Physical activity has been proven to protect against obesity and obesity-associated diseases, as the increased energy demand requires our bodies to burn more calories. However, the longer-term benefits of exercise for physiology and metabolic health are still poorly understood. Jonathan Long and colleagues conducted comprehensive analyses of blood plasma metabolites from mice following intense treadmill running. The most significantly induced metabolite was a modified amino acid called Lac-Phe that is synthesized from lactate (a byproduct of strenuous exercise that is responsible for the burning sensation in muscles) and phenylalanine (an amino acid that is one of the building blocks of proteins).
A high dose of Lac-Phe suppressed food intake in mice with diet-induced obesity (fed a high-fat diet) by about 50% compared to control mice over a period of 12 hours without affecting their movement or energy expenditure. Administration of Lac-Phe to the mice for 10 days reduced cumulative food intake, reduced body weight (owing to loss of body fat) and improved glucose tolerance. The authors also identified an enzyme involved in the production of Lac-Phe, and showed that mice lacking this enzyme did not lose as much weight on an exercise regime as a control group on the same exercise plan. However, the appetite-suppressing effect of Lac-Phe existed only after exercise, not in the sedentary state, and was observed only in mice made obese by a high-fat diet.

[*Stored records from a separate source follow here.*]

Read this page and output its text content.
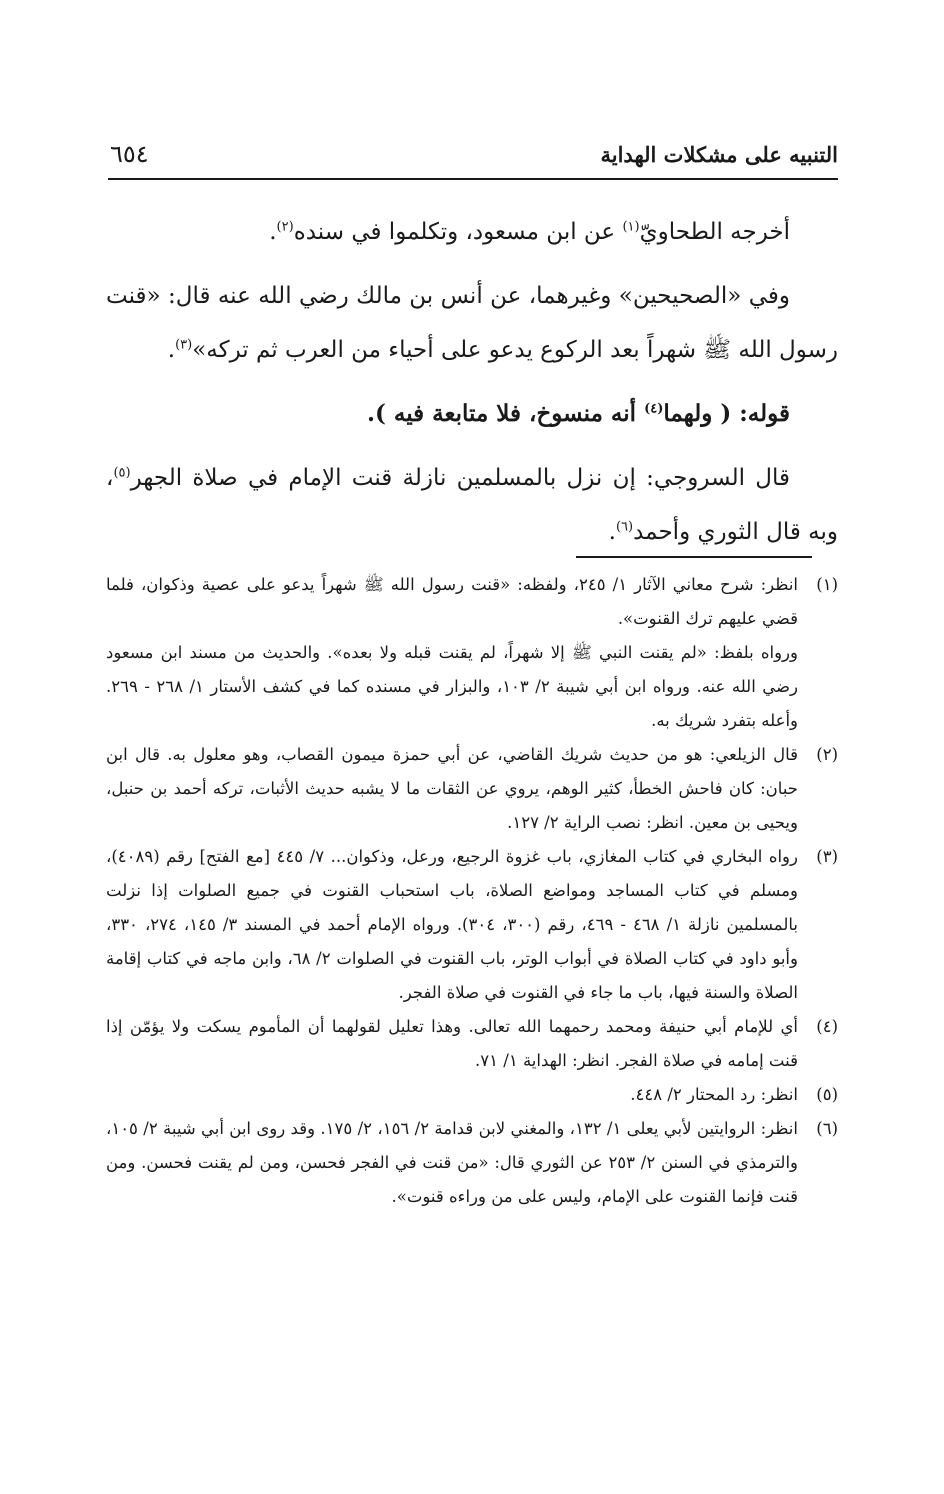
التنبيه على مشكلات الهداية
٦٥٤

أخرجه الطحاويّ$^{(١)}$ عن ابن مسعود، وتكلموا في سنده$^{(٢)}$.

وفي «الصحيحين» وغيرهما، عن أنس بن مالك رضي الله عنه قال: «قنت رسول الله ﷺ شهراً بعد الركوع يدعو على أحياء من العرب ثم تركه»$^{(٣)}$.

قوله: ( ولهما$^{(٤)}$ أنه منسوخ، فلا متابعة فيه ).

قال السروجي: إن نزل بالمسلمين نازلة قنت الإمام في صلاة الجهر$^{(٥)}$، وبه قال الثوري وأحمد$^{(٦)}$.

(١)
انظر: شرح معاني الآثار ١/ ٢٤٥، ولفظه: «قنت رسول الله ﷺ شهراً يدعو على عصية وذكوان، فلما قضي عليهم ترك القنوت».
ورواه بلفظ: «لم يقنت النبي ﷺ إلا شهراً، لم يقنت قبله ولا بعده». والحديث من مسند ابن مسعود رضي الله عنه. ورواه ابن أبي شيبة ٢/ ١٠٣، والبزار في مسنده كما في كشف الأستار ١/ ٢٦٨ - ٢٦٩. وأعله بتفرد شريك به.
(٢)
قال الزيلعي: هو من حديث شريك القاضي، عن أبي حمزة ميمون القصاب، وهو معلول به. قال ابن حبان: كان فاحش الخطأ، كثير الوهم، يروي عن الثقات ما لا يشبه حديث الأثبات، تركه أحمد بن حنبل، ويحيى بن معين. انظر: نصب الراية ٢/ ١٢٧.
(٣)
رواه البخاري في كتاب المغازي، باب غزوة الرجيع، ورعل، وذكوان... ٧/ ٤٤٥ [مع الفتح] رقم (٤٠٨٩)، ومسلم في كتاب المساجد ومواضع الصلاة، باب استحباب القنوت في جميع الصلوات إذا نزلت بالمسلمين نازلة ١/ ٤٦٨ - ٤٦٩، رقم (٣٠٠، ٣٠٤). ورواه الإمام أحمد في المسند ٣/ ١٤٥، ٢٧٤، ٣٣٠، وأبو داود في كتاب الصلاة في أبواب الوتر، باب القنوت في الصلوات ٢/ ٦٨، وابن ماجه في كتاب إقامة الصلاة والسنة فيها، باب ما جاء في القنوت في صلاة الفجر.
(٤)
أي للإمام أبي حنيفة ومحمد رحمهما الله تعالى. وهذا تعليل لقولهما أن المأموم يسكت ولا يؤمّن إذا قنت إمامه في صلاة الفجر. انظر: الهداية ١/ ٧١.
(٥)
انظر: رد المحتار ٢/ ٤٤٨.
(٦)
انظر: الروايتين لأبي يعلى ١/ ١٣٢، والمغني لابن قدامة ٢/ ١٥٦، ٢/ ١٧٥. وقد روى ابن أبي شيبة ٢/ ١٠٥، والترمذي في السنن ٢/ ٢٥٣ عن الثوري قال: «من قنت في الفجر فحسن، ومن لم يقنت فحسن. ومن قنت فإنما القنوت على الإمام، وليس على من وراءه قنوت».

Robust elevations in plasma Lac-Phe level following physical activity were also observed in racehorses and humans. Data from a human exercise cohort showed that sprint exercise induced the most dramatic increase in plasma Lac-Phe, followed by resistance training and then endurance training. The metabolic effects of Lac-Phe were not investigated in the human cohorts. Further studies are needed to uncover the downstream pathways of Lac-Phe action and to provide more insights into new therapeutic opportunities and the benefits of physical activity for human health, the authors conclude.